While the focus during recruitment is getting to know the potential new members, it’s the relationship building that goes on between existing members that are truly magical. There’s just something about screaming chants into each other’s ears for seven days straight that changes a person (and I’m not being sarcastic). Recruitment is when new friendships form and the bond of sisterhood deepens to create lifelong connections.

Recruitment season taught me how to find common ground with someone in less than two minutes, the importance of researching people before you meet them, and communicating with an open heart and mind. The lessons I learned from Alpha Phi are what help me build relationships with my students and clients that transcend the work we do together through trust, compassion, and generosity.

Working from a Strategy

Each sorority has a clear mission, values, and goals, and of course, I realize this isn’t exclusive to sororities. However, you would be surprised how many brands and businesses I encounter that have no guiding principles but wonder why their struggling.
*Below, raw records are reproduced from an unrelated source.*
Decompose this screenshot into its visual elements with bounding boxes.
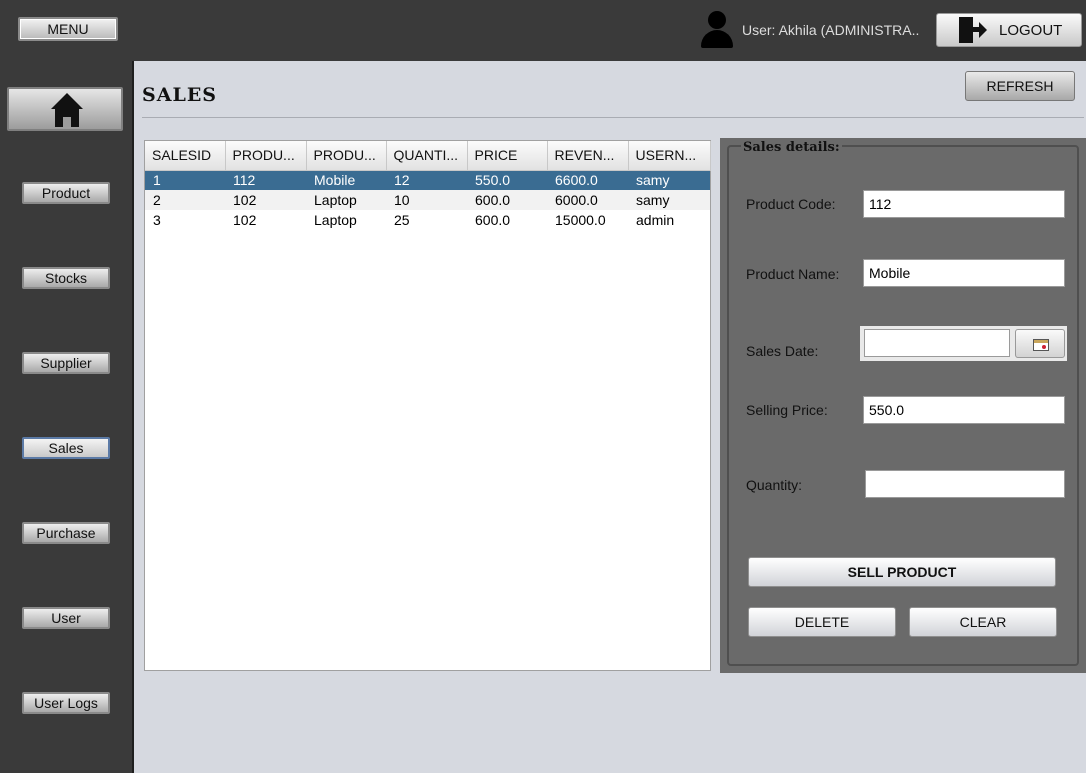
clear-button[interactable]: CLEAR [909,607,1057,637]
home-icon [51,93,83,127]
table-cell: 3 [153,212,161,228]
details-legend: Sales details: [741,140,842,155]
table-cell: Laptop [306,190,386,210]
quantity-field[interactable] [865,470,1065,498]
table-cell: 550.0 [467,170,547,190]
table-cell: 102 [225,190,306,210]
sidebar-item-purchase[interactable]: Purchase [22,522,110,544]
table-cell: 15000.0 [555,212,606,228]
selling-price-field[interactable] [863,396,1065,424]
top-bar: MENU User: Akhila (ADMINISTRA.. LOGOUT [0,0,1086,61]
table-cell: 1 [145,170,225,190]
delete-button[interactable]: DELETE [748,607,896,637]
table-row[interactable]: 2 102 Laptop 10 600.0 6000.0 samy [145,190,710,210]
table-cell: samy [628,170,710,190]
selling-price-label: Selling Price: [746,402,828,418]
table-cell: 112 [225,170,306,190]
sidebar-item-product[interactable]: Product [22,182,110,204]
sales-date-label: Sales Date: [746,343,819,359]
sales-date-picker [860,326,1067,361]
table-cell: 6600.0 [547,170,628,190]
table-cell: Mobile [306,170,386,190]
sell-product-button[interactable]: SELL PRODUCT [748,557,1056,587]
sales-date-field[interactable] [864,329,1010,357]
sidebar-item-sales[interactable]: Sales [22,437,110,459]
calendar-icon [1033,339,1049,351]
column-header[interactable]: PRODU... [306,141,387,171]
table-cell: 600.0 [475,212,511,228]
table-cell: admin [636,212,675,228]
user-icon [700,11,734,49]
product-name-label: Product Name: [746,266,840,282]
refresh-button[interactable]: REFRESH [965,71,1075,101]
column-header[interactable]: SALESID [145,141,226,171]
column-header[interactable]: PRODU... [225,141,307,171]
user-label: User: Akhila (ADMINISTRA.. [742,22,920,38]
column-header[interactable]: QUANTI... [386,141,468,171]
column-header[interactable]: PRICE [467,141,548,171]
table-cell: 2 [145,190,225,210]
table-cell: 600.0 [467,190,547,210]
sidebar-item-stocks[interactable]: Stocks [22,267,110,289]
table-row[interactable]: 1 112 Mobile 12 550.0 6600.0 samy [145,170,710,190]
quantity-label: Quantity: [746,477,803,493]
product-name-field[interactable] [863,259,1065,287]
menu-button[interactable]: MENU [18,17,118,41]
sales-table[interactable]: SALESID PRODU... PRODU... QUANTI... PRIC… [144,140,711,671]
logout-icon [957,16,987,44]
table-cell: 12 [386,170,467,190]
table-header-row: SALESID PRODU... PRODU... QUANTI... PRIC… [145,141,711,171]
table-row[interactable]: 3 102 Laptop 25 600.0 15000.0 admin [145,210,710,230]
user-info: User: Akhila (ADMINISTRA.. [700,10,919,50]
table-cell: 102 [233,212,257,228]
sidebar-item-supplier[interactable]: Supplier [22,352,110,374]
sales-details-panel: Sales details: Product Code: Product Nam… [720,138,1086,673]
product-code-label: Product Code: [746,196,836,212]
home-button[interactable] [7,87,123,131]
logout-label: LOGOUT [999,21,1063,39]
date-picker-button[interactable] [1015,329,1065,358]
table-cell: Laptop [314,212,357,228]
table-cell: 10 [386,190,467,210]
logout-button[interactable]: LOGOUT [936,13,1082,47]
page-title: SALES [142,84,218,106]
table-cell: samy [628,190,710,210]
product-code-field[interactable] [863,190,1065,218]
title-divider [142,117,1084,118]
sidebar-item-user[interactable]: User [22,607,110,629]
column-header[interactable]: REVEN... [547,141,629,171]
table-cell: 6000.0 [547,190,628,210]
table-cell: 25 [394,212,410,228]
column-header[interactable]: USERN... [628,141,711,171]
sidebar: Product Stocks Supplier Sales Purchase U… [0,61,134,773]
sidebar-item-user-logs[interactable]: User Logs [22,692,110,714]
There was not an event, email, social media post, or t-shirt that did not have a purpose.

When there is a constant turnover of the chapter’s leaders the only way to get things done is to have an iron-clad strategy that guides communication. As I learned more about the principles of public relations, I began to realize how central communication is to organizations like sororities. Without goals, there are no strategies, objectives, and most importantly, no measurable success, and there is nothing a sorority girl loves more than winning!

My experience as a collegiate member who reaped the benefits of the working strategy, to holding officer positions where I got to help execute the strategy, and as an advisor who was helping to create the strategy, I learned at each level how there is no success without a strategy. It is this mindset that helps me lead my clients to success and teach my students how to effectively practice public relations.

Personal and Professional Boundaries

This last point is one of the biggest lessons. It is hard to work with people and be friends with them simultaneously. It is also hard to hold your friends/sisters accountable for their actions and create consequences when things go wrong without wrecking your personal relationships. Sorority girls have this mastered and it is an experience I have carried with me ever since my active membership.

The key to personal and professional boundaries, in my opinion, is respect. When you have self-respect, you can more easily and confidently stand up for yourself in tough situations and rely on your inherent strengths to make positive progress. Additionally, when you have respect for others and the organization at large, you can appreciate and understand that sometimes things look different when people put on their work hats and it’s nothing personal and it most certainly doesn’t take away from their personal feelings toward you. True friends support our professional endeavors and respect our boundaries and through my experience in sorority life, I learned this first hand.

Today, I rely on the boundary lessons I learned to create personal relationships with students and clients that go beyond the work we are doing together but do not impede that work, either. I realize that it’s okay to have work and personal life separation but that it’s also okay for the two areas to overlap. I can be a good friend and maintain professionalism and vice versa and with that mindset, everyone gains and succeeds together.